The following list is likely to change by next week, but for now, my favourite ten sci-fi novels (in no particular order).
Hyperion by Dan Simmons
Or The Canterbury Tales – the Space Opera. A collection of linked stories related by disparate pilgrims to the mysterious, time-twisting planet Hyperion. This is the first volume in Simmons’ epic duology relating the cataclysmic fall of a galaxy-spanning human civilisation linked by a wormhole network. Themes of religion, war, colonialism and paternal love are explored via compelling characterisation and expert plotting. I just wish I knew what the Shrike is…
The Forever War by Joe Haldeman
Haldeman draws on his own experiences as a Vietnam veteran to imagine a memoir of humanity’s depressingly inevitable war with the first alien race it encounters on venturing into the stars. The time-dilation effects of faster-than-light travel make the experience of war a millennia-spanning nightmare of combat and continuous technological and social change for the narrator. A bleaker ending might have made this the All Quiet on the Western Front of Science Fiction, but still a remarkable achievement.

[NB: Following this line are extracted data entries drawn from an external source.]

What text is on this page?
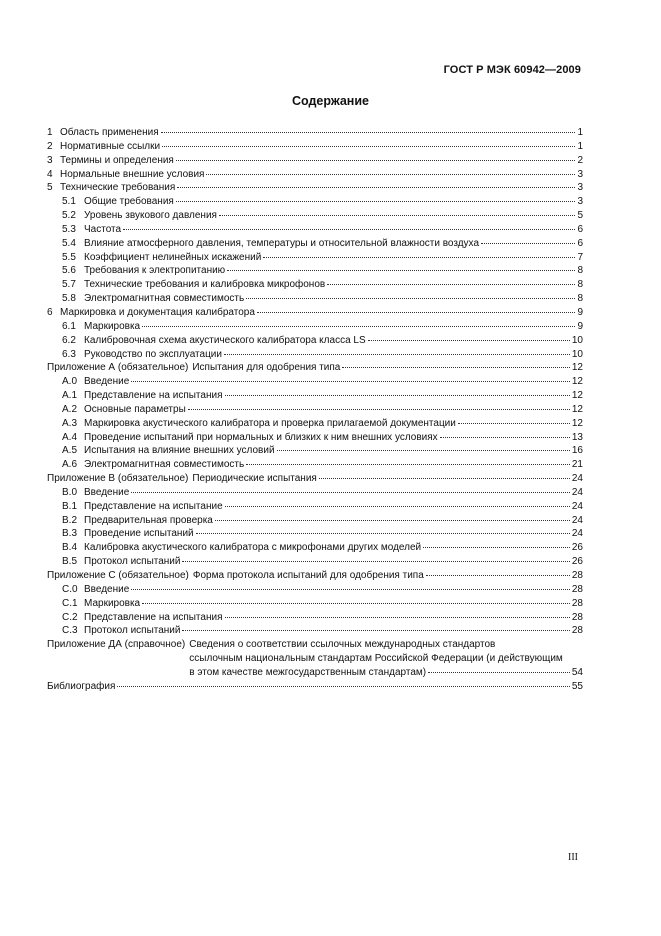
ГОСТ Р МЭК 60942—2009
Содержание
1 Область применения	1
2 Нормативные ссылки	1
3 Термины и определения	2
4 Нормальные внешние условия	3
5 Технические требования	3
5.1 Общие требования	3
5.2 Уровень звукового давления	5
5.3 Частота	6
5.4 Влияние атмосферного давления, температуры и относительной влажности воздуха	6
5.5 Коэффициент нелинейных искажений	7
5.6 Требования к электропитанию	8
5.7 Технические требования и калибровка микрофонов	8
5.8 Электромагнитная совместимость	8
6 Маркировка и документация калибратора	9
6.1 Маркировка	9
6.2 Калибровочная схема акустического калибратора класса LS	10
6.3 Руководство по эксплуатации	10
Приложение А (обязательное) Испытания для одобрения типа	12
А.0 Введение	12
А.1 Представление на испытания	12
А.2 Основные параметры	12
А.3 Маркировка акустического калибратора и проверка прилагаемой документации	12
А.4 Проведение испытаний при нормальных и близких к ним внешних условиях	13
А.5 Испытания на влияние внешних условий	16
А.6 Электромагнитная совместимость	21
Приложение В (обязательное) Периодические испытания	24
В.0 Введение	24
В.1 Представление на испытание	24
В.2 Предварительная проверка	24
В.3 Проведение испытаний	24
В.4 Калибровка акустического калибратора с микрофонами других моделей	26
В.5 Протокол испытаний	26
Приложение С (обязательное) Форма протокола испытаний для одобрения типа	28
С.0 Введение	28
С.1 Маркировка	28
С.2 Представление на испытания	28
С.3 Протокол испытаний	28
Приложение ДА (справочное) Сведения о соответствии ссылочных международных стандартов
ссылочным национальным стандартам Российской Федерации (и действующим
в этом качестве межгосударственным стандартам)	54
Библиография	55
III
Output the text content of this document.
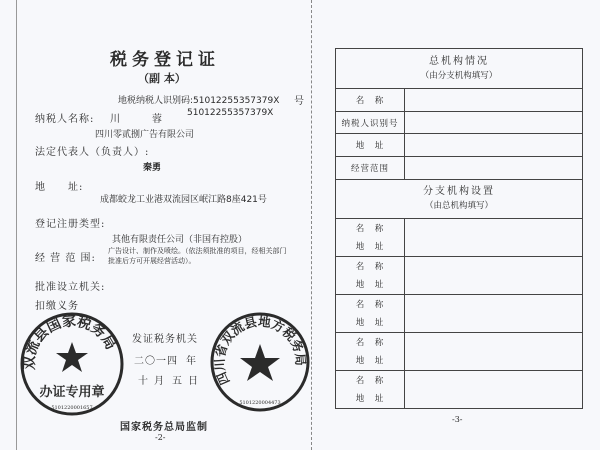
税务登记证
（副 本）
地税纳税人识别码:51012255357379X 号
纳税人名称: 川	蓉
51012255357379X
四川零贰捌广告有限公司
法定代表人（负责人）:
秦勇
地　　址:
成都蛟龙工业港双流园区岷江路8座421号
登记注册类型:
其他有限责任公司（非国有控股）
经 营 范 围:
广告设计、制作及喷绘。（依法须批准的项目，经相关部门
批准后方可开展经营活动）。
批准设立机关:
扣缴义务
发证税务机关
二〇一四 年
十 月 五 日
国家税务总局监制
-2-
双流县国家税务局
办证专用章
5101220001657
四川省双流县地方税务局
5101220004473
总机构情况
（由分支机构填写）	

名　称	
纳税人识别号	
地　址	
经营范围	

分支机构设置
（由总机构填写）	

名　称
地　址	

名　称
地　址	

名　称
地　址	

名　称
地　址	

名　称
地　址	

-3-
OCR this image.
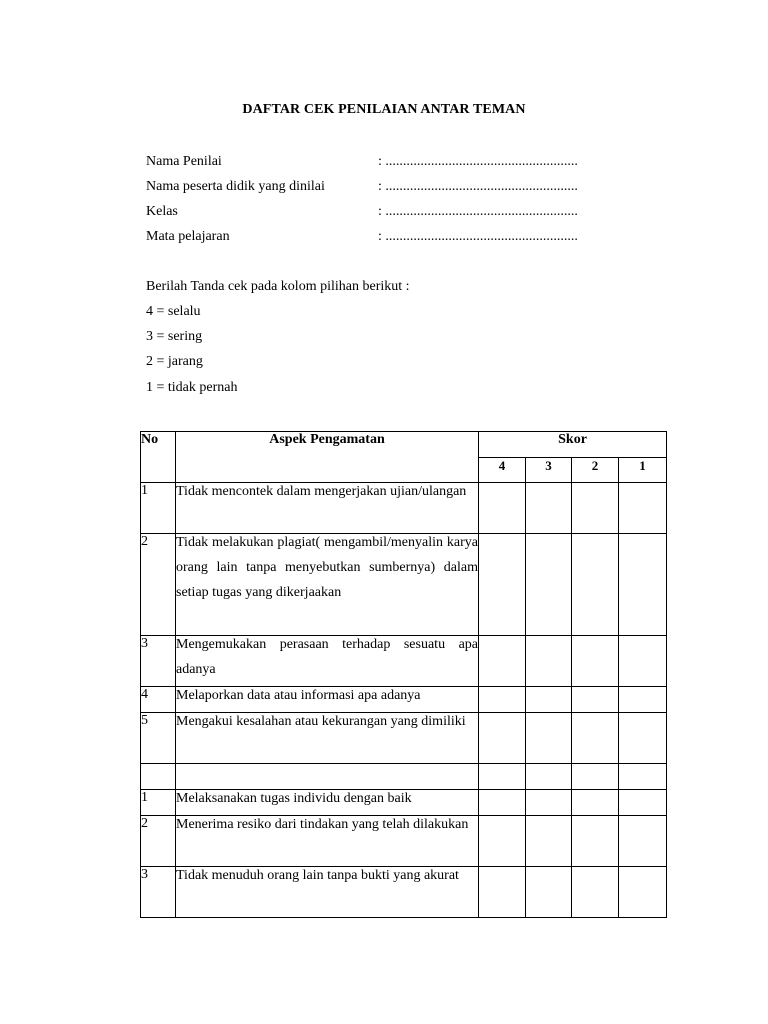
DAFTAR CEK PENILAIAN ANTAR TEMAN
Nama Penilai	: .......................................................
Nama peserta didik yang dinilai	: .......................................................
Kelas	: .......................................................
Mata pelajaran	: .......................................................
Berilah Tanda cek pada kolom pilihan berikut :
4 = selalu
3 = sering
2 = jarang
1 = tidak pernah
No	Aspek Pengamatan	Skor			
		4	3	2	1
1	Tidak mencontek dalam mengerjakan ujian/ulangan				

2	Tidak melakukan plagiat( mengambil/menyalin karya orang lain tanpa menyebutkan sumbernya) dalam setiap tugas yang dikerjaakan				

3	Mengemukakan perasaan terhadap sesuatu apa adanya				

4	Melaporkan data atau informasi apa adanya				

5	Mengakui kesalahan atau kekurangan yang dimiliki				

1	Melaksanakan tugas individu dengan baik				

2	Menerima resiko dari tindakan yang telah dilakukan				

3	Tidak menuduh orang lain tanpa bukti yang akurat				
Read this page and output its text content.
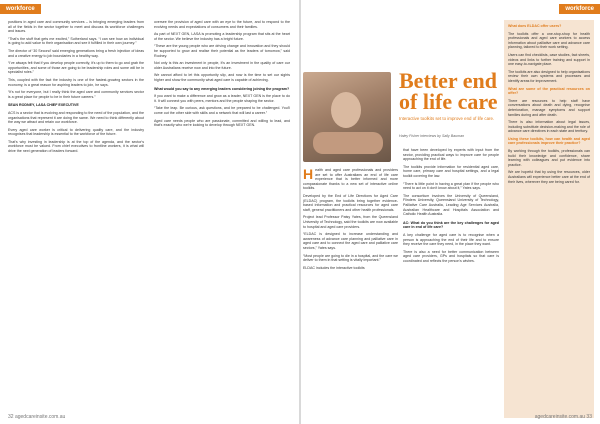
workforce

positions in aged care and community services – is bringing emerging leaders from all of the fields in the sector together to meet and discuss its workforce challenges and issues.

“That's the stuff that gets me excited,” Sutherland says. “I can see how an individual is going to add value to their organisation and see it fulfilled in their own journey.”

The director of ‘30 Second’ said emerging generations bring a fresh injection of ideas and a creative energy to job boundaries in a healthy way.

“I've always felt that if you develop people correctly, it's up to them to go and grab the opportunities, and some of those are going to be leadership roles and some will be in specialist roles.”

This, coupled with the fact the industry is one of the fastest-growing sectors in the economy, is a great reason for aspiring leaders to join, he says.

“It's not for everyone, but I really think the aged care and community services sector is a great place for people to be in their future careers.”

SEAN RODNEY, LASA CHIEF EXECUTIVE

ACS is a sector that is evolving and responding to the need of the population, and the organisations that represent it are doing the same. We need to think differently about the way we attract and retain our workforce.

Every aged care worker is critical to delivering quality care, and the industry recognises that leadership is essential to the workforce of the future.

That's why investing in leadership is at the top of the agenda, and the sector's workforce must be valued. From chief executives to frontline workers, it is what will drive the next generation of leaders forward.

oversee the provision of aged care with an eye to the future, and to respond to the evolving needs and expectations of consumers and their families.

As part of NEXT GEN, LASA is promoting a leadership program that sits at the heart of the sector. We believe the industry has a bright future.

“These are the young people who are driving change and innovation and they should be supported to grow and realise their potential as the leaders of tomorrow,” said Rodney.

Not only is this an investment in people, it's an investment in the quality of care our older Australians receive now and into the future.

We cannot afford to let this opportunity slip, and now is the time to set our sights higher and show the community what aged care is capable of achieving.

What would you say to any emerging leaders considering joining the program?

If you want to make a difference and grow as a leader, NEXT GEN is the place to do it. It will connect you with peers, mentors and the people shaping the sector.

“Take the leap. Be curious, ask questions, and be prepared to be challenged. You'll come out the other side with skills and a network that will last a career.”

Aged care needs people who are passionate, committed and willing to lead, and that's exactly who we're looking to develop through NEXT GEN.

32 agedcareinsite.com.au
workforce
Better end
of life care
Interactive toolkits set to improve end of life care.
Haley Fisher interviews by Sally Bauman

Health and aged care professionals and providers are set to offer Australians an end of life care experience that is better informed and more compassionate thanks to a new set of interactive online toolkits.

Developed by the End of Life Directions for Aged Care (ELDAC) program, the toolkits bring together evidence-based information and practical resources for aged care staff, general practitioners and other health professionals.

Project lead Professor Patsy Yates, from the Queensland University of Technology, said the toolkits are now available to hospital and aged care providers.

“ELDAC is designed to increase understanding and awareness of advance care planning and palliative care in aged care and to connect the aged care and palliative care sectors,” Yates says.

“Most people are going to die in a hospital, and the care we deliver to them in that setting is vitally important.”

ELDAC includes the interactive toolkits

that have been developed by experts with input from the sector, providing practical ways to improve care for people approaching the end of life.

The toolkits provide information for residential aged care, home care, primary care and hospital settings, and a legal toolkit covering the law.

“There is little point in having a great plan if the people who need to act on it don't know about it,” Yates says.

The consortium involves the University of Queensland, Flinders University, Queensland University of Technology, Palliative Care Australia, Leading Age Services Australia, Australian Healthcare and Hospitals Association and Catholic Health Australia.

AC: What do you think are the key challenges for aged care in end of life care?

A key challenge for aged care is to recognise when a person is approaching the end of their life and to ensure they receive the care they need, in the place they want.

There is also a need for better communication between aged care providers, GPs and hospitals so that care is coordinated and reflects the person's wishes.

What does ELDAC offer users?

The toolkits offer a one-stop-shop for health professionals and aged care workers to access information about palliative care and advance care planning, tailored to their work setting.

Users can find checklists, case studies, fact sheets, videos and links to further training and support in one easy-to-navigate place.

The toolkits are also designed to help organisations review their own systems and processes and identify areas for improvement.

What are some of the practical resources on offer?

There are resources to help staff have conversations about death and dying, recognise deterioration, manage symptoms and support families during and after death.

There is also information about legal issues, including substitute decision-making and the role of advance care directives in each state and territory.

Using these toolkits, how can health and aged care professionals improve their practice?

By working through the toolkits, professionals can build their knowledge and confidence, share learning with colleagues and put evidence into practice.

We are hopeful that by using the resources, older Australians will experience better care at the end of their lives, wherever they are being cared for.

agedcareinsite.com.au 33
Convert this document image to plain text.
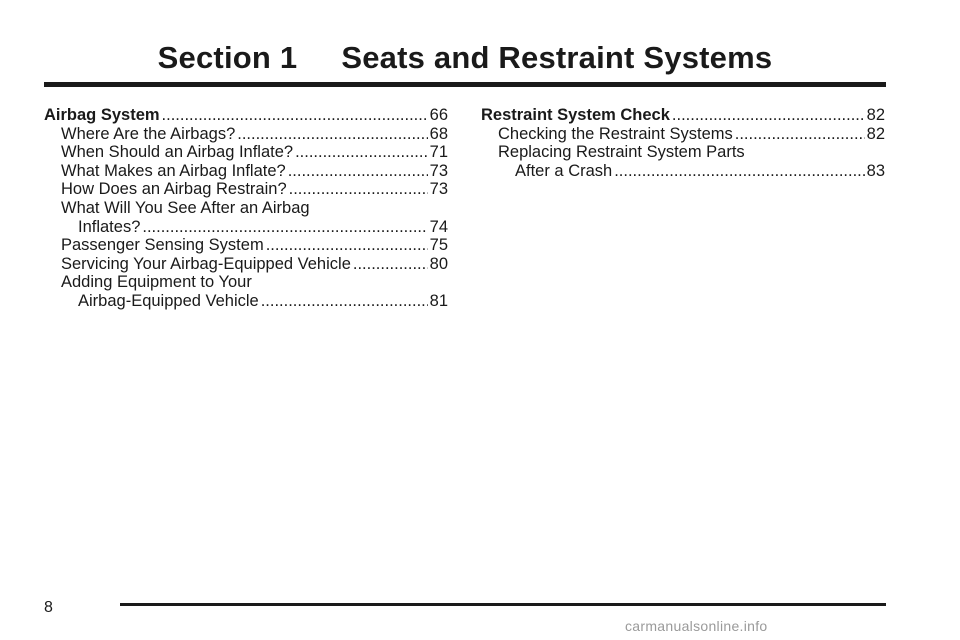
Section 1     Seats and Restraint Systems
Airbag System .....	66
Where Are the Airbags? .....	68
When Should an Airbag Inflate? .....	71
What Makes an Airbag Inflate? .....	73
How Does an Airbag Restrain? .....	73
What Will You See After an Airbag
Inflates? .....	74
Passenger Sensing System .....	75
Servicing Your Airbag-Equipped Vehicle .....	80
Adding Equipment to Your
Airbag-Equipped Vehicle .....	81
Restraint System Check .....	82
Checking the Restraint Systems .....	82
Replacing Restraint System Parts
After a Crash .....	83
8
carmanualsonline.info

Neuromancer by William Gibson
Novel zero for what became known as Cyberpunk. The sheer amount of critical verbiage heaped upon this book over the years has somewhat obscured the fact that it is, in essence, a hugely enjoyable, fast paced, future-crime thriller (with ninjas). You do need to engage your brain to fully appreciate Gibson’s vision of a net- dominated dystopia, but that doesn’t make it any less fun.
Use of Weapons by lan M. Banks
Possibly the darkest of Banks’s Culture novels. Former rebel general Cheradenine Zakalwe is recruited by Special Circumstances to perform a variety of morally ambiguous interventions in the affairs of potential future member-worlds to the Culture. Bleak, entirely unsentimental and featuring a trade-mark Banks twist, this is a compelling read. Just don’t expect flowers and rainbows at the end.
Dune by Frank Herbert
Richly detailed and featuring one of the most compelling central characters in sci-fi history in the figure of the messianic Paul Atredies. Herbert’s hugely influential epic plays out on a grand scale as feuding noble houses vie for control of the all- important desert planet Dune. Political intrigue, war and religion in the far-future, what’s not to like?
A Princess of Mars by Edgar Rice Burroughs
If you thought Avatar was an original story (did anyone?), think again. American Civil-War veteran John Carter takes refuge from some injuns in a cave and finds himself transported to Mars where he falls for a martian princess and fights a desperate battle to save the planet from environmental catastrophe. Sound familiar? Burroughs’ elegantly efficient prose is a joy, although modern readers may find the commie-bashing allegory that is the Green Martians a little simplistic. Fingers crossed the movie doesn’t suck.
Broken Angels by Richard Morgan
Body-hopping secret agent Takeshi Kovacs traverses a less-than perfect pan- galactic future where identities can be recorded and transferred from one genetically engineered ‘sleeve’ to another. The second novel from the master of SF-noir is an intelligent high-tech actioner expanding the world first seen in Altered Carbon. High-tech weaponry, military jargon and firefights abound, but there is an important question arising from all the carnage: does identity have any meaning or even worth when it only exists as data?
Vurt by Jeff Noon
The book that generated an upsurge in US sales of the Manchester A to Z as American readers puzzled over the plethora of streetnames in Noon’s utterly compelling urban sci-fi. Noon presents a near-future society where gene-enhanced dogs are sentient and high-tech ‘feathers’ offer addictive virtual experiences. Featuring a cast of underclass youths feeding their feather addiction through crime, this could be seen as a sci-fi take on Trainspotting, if it wasn’t a hundred times better.
Voyage by Stephen Baxter
The only alternate history title on the list. Baxter draws on meticulous research to weave a convincing narrative of what would have happened if NASA had attempted to put on astronaut on Mars instead of building the great white elephant that was the Space Shuttle. A fascinating slice of speculative fiction for anyone still pining for the flying cars and moon-bases we were promised.
The Reality Dysfunction by Peter F. Hamilton
The first volume in the Night’s Dawn trilogy ensured Hamilton’s place in the first rank of space opera authors. As much a horror-novel as a fast paced action-filled saga, we are treated to a vision of an advanced human future where the ultimate question is finally answered: what happens when you die? The answer? Suffice to say, it’s not good.